A CURRY house has been stripped of its licence for a month following a police bid to stamp out concerns of crime and disorder.

Unease over staff conditions, immigration status and training under licensing laws prompted an application by Hampshire Constabulary and other agencies to take action against Blue Ginger, in Bell Street, Whitchurch.

A police inspection of the premises carried out in November found staff did not know the conditions attached to the licence, and a later interview with premises supervisor Mohid Ahmed confirmed new staff had not been trained.

This included training on how to sell alcohol and related procedure.

One member of staff was unable to provide identification, and conditions where employees were living above the restaurant were “concerning”.

Basingstoke and Deane Borough Council’s licensing sub-committee met on Monday, February 4, and decided to approve the police’s action recommendations to suspend the Indian restaurant’s licence for 21 days and remove one of the designated premises supervisors, Mohammad Mustak, from the responsibility.

The sub-committee said it felt the response was “proportionate” to bring the staff and premises up to standard, with the suspension period allowing for a CCTV system to be moved, making licensing paperwork accessible and to carry out training for employees, and to get in place a new supervisor.

The decision notice stated: “There has been a casual attitude to training and to staff member’s responsibilities for selling alcohol at the premises. The safety of staff and customers are compromised as a result with an increased risk of crime and disorder and selling alcohol to underage persons.
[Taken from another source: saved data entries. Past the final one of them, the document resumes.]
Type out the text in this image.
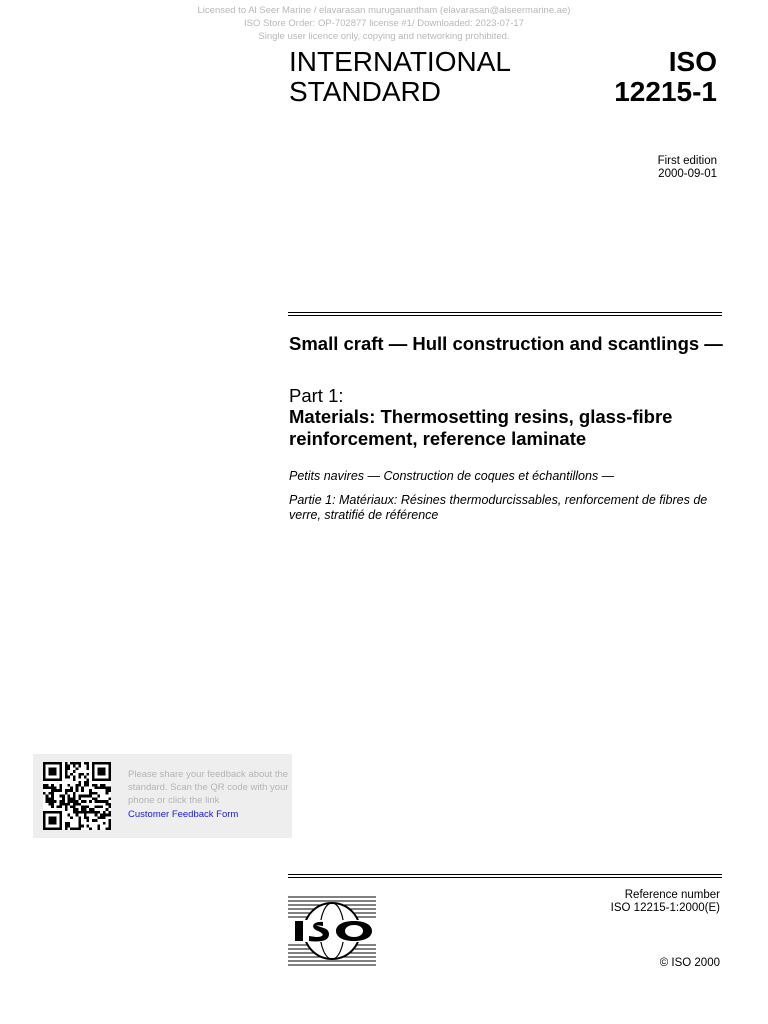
Licensed to Al Seer Marine / elavarasan muruganantham (elavarasan@alseermarine.ae)
ISO Store Order: OP-702877 license #1/ Downloaded: 2023-07-17
Single user licence only, copying and networking prohibited.
INTERNATIONAL
STANDARD
ISO
12215-1
First edition
2000-09-01
Small craft — Hull construction and scantlings —
Part 1:
Materials: Thermosetting resins, glass-fibre reinforcement, reference laminate
Petits navires — Construction de coques et échantillons —
Partie 1: Matériaux: Résines thermodurcissables, renforcement de fibres de verre, stratifié de référence
Please share your feedback about the standard. Scan the QR code with your phone or click the link
Customer Feedback Form
Reference number
ISO 12215-1:2000(E)
© ISO 2000
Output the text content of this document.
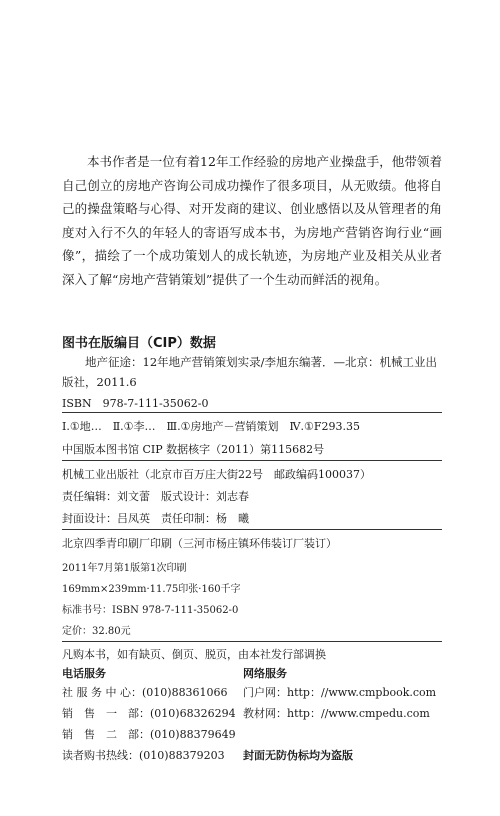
本书作者是一位有着12年工作经验的房地产业操盘手，他带领着自己创立的房地产咨询公司成功操作了很多项目，从无败绩。他将自己的操盘策略与心得、对开发商的建议、创业感悟以及从管理者的角度对入行不久的年轻人的寄语写成本书，为房地产营销咨询行业“画像”，描绘了一个成功策划人的成长轨迹，为房地产业及相关从业者深入了解“房地产营销策划”提供了一个生动而鲜活的视角。

图书在版编目（CIP）数据

地产征途：12年地产营销策划实录/李旭东编著．—北京：机械工业出版社，2011.6

ISBN　978-7-111-35062-0
Ⅰ.①地…　Ⅱ.①李…　Ⅲ.①房地产－营销策划　Ⅳ.①F293.35
中国版本图书馆 CIP 数据核字（2011）第115682号
机械工业出版社（北京市百万庄大街22号　邮政编码100037）
责任编辑：刘文蕾　版式设计：刘志春
封面设计：吕凤英　责任印制：杨　曦
北京四季青印刷厂印刷（三河市杨庄镇环伟装订厂装订）
2011年7月第1版第1次印刷
169mm×239mm·11.75印张·160千字
标准书号：ISBN 978-7-111-35062-0
定价：32.80元
凡购本书，如有缺页、倒页、脱页，由本社发行部调换
电话服务	网络服务
社 服 务 中 心：(010)88361066
销　售　一　部：(010)68326294
销　售　二　部：(010)88379649
读者购书热线：(010)88379203
门户网：http：//www.cmpbook.com
教材网：http：//www.cmpedu.com
封面无防伪标均为盗版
“The lack of overall control and management of the premises is highlighted by the necessity of other enforcing agencies, the Environmental Health team, the Immigration Office and Hampshire Fire and Rescue, having to take action under their legislative duties.”

The 21-day suspension came into effect on February 6, however Mr Ahmed said he may appeal the decision as he believes the site was treated "very unfairly" by police.
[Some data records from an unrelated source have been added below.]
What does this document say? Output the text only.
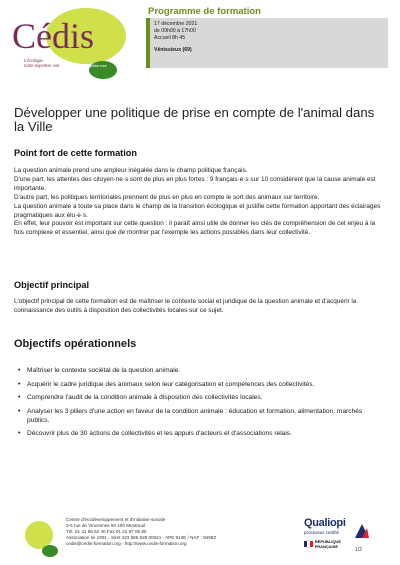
Cédis
L'écologie,
notre expertise vos	compétences
Programme de formation
17 décembre 2021
de 09h00 à 17h00
Accueil 8h 45
Vénissieux (69)
Développer une politique de prise en compte de l'animal dans la Ville
Point fort de cette formation

La question animale prend une ampleur inégalée dans le champ politique français.

D'une part, les attentes des citoyen·ne·s sont de plus en plus fortes : 9 français·e·s sur 10 considèrent que la cause animale est importante.

D'autre part, les politiques territoriales prennent de plus en plus en compte le sort des animaux sur territoire.

La question animale a toute sa place dans le champ de la transition écologique et justifie cette formation apportant des éclairages pragmatiques aux élu·e·s.

En effet, leur pouvoir est important sur cette question : il paraît ainsi utile de donner les clés de compréhension de cet enjeu à la fois complexe et essentiel, ainsi que de montrer par l'exemple les actions possibles dans leur collectivité.

Objectif principal
L'objectif principal de cette formation est de maîtriser le contexte social et juridique de la question animale et d'acquérir la connaissance des outils à disposition des collectivités locales sur ce sujet.
Objectifs opérationnels
• Maîtriser le contexte sociétal de la question animale.
• Acquérir le cadre juridique des animaux selon leur catégorisation et compétences des collectivités.
• Comprendre l'audit de la condition animale à disposition des collectivités locales.
• Analyser les 3 piliers d'une action en faveur de la condition animale : éducation et formation, alimentation, marchés publics.
• Découvrir plus de 30 actions de collectivités et les appuis d'acteurs et d'associations relais.
Centre d'écodéveloppement et d'initiative sociale
3-5 rue de Vincennes 93 100 Montreuil
Tél. 01 41 58 52 40 Fax 01 42 87 05 80
Association loi 1901 - Siret 423 686 628 00041 - APE 913E / NAF : 9499Z
cedis@cedis-formation.org - http://www.cedis-formation.org
Qualiopi
processus certifié
RÉPUBLIQUE FRANÇAISE
1/2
The restaurant boss has disputed the action taken to suspend its licence was not needed, that employees have been trained and it boils down to two members' training not being recorded, which he accepted was overlooked.

Mr Ahmed added: "There's lots of grounds for appeal we are looking at.

"We think we have been treated really unfairly, just two members of staff didn't have training [recorded] but they still [suspended the licence].

"We feel like they have just made us a target, the most important thing is we have been trading for 12 years there has been no criminal activity, no history of underage drinking.

"We are a small restaurant, we close by 10pm there has been no problems."

Mr Ahmed also addressed the issue of an illegal worker being reported in the police's application, and said he has now received correspondence from the Home Office that the illegal status was "unfounded".

Hampshire Constabulary's submission also stated Mr Ahmed personally failed to turn up to a premises licence holder interview with police, which Mr Ahmed has since explained a letter was sent to an incorrect address so he was unaware of the meeting.

He added this has since been clarified with police.

The Indian eatery is still open for business while the suspension is in place.

Mr Ahmed said: "We are open for business, we don't plan to shut down. There is no criminal activity, any crime committed. It all comes down to a couple of pieces of recorded training."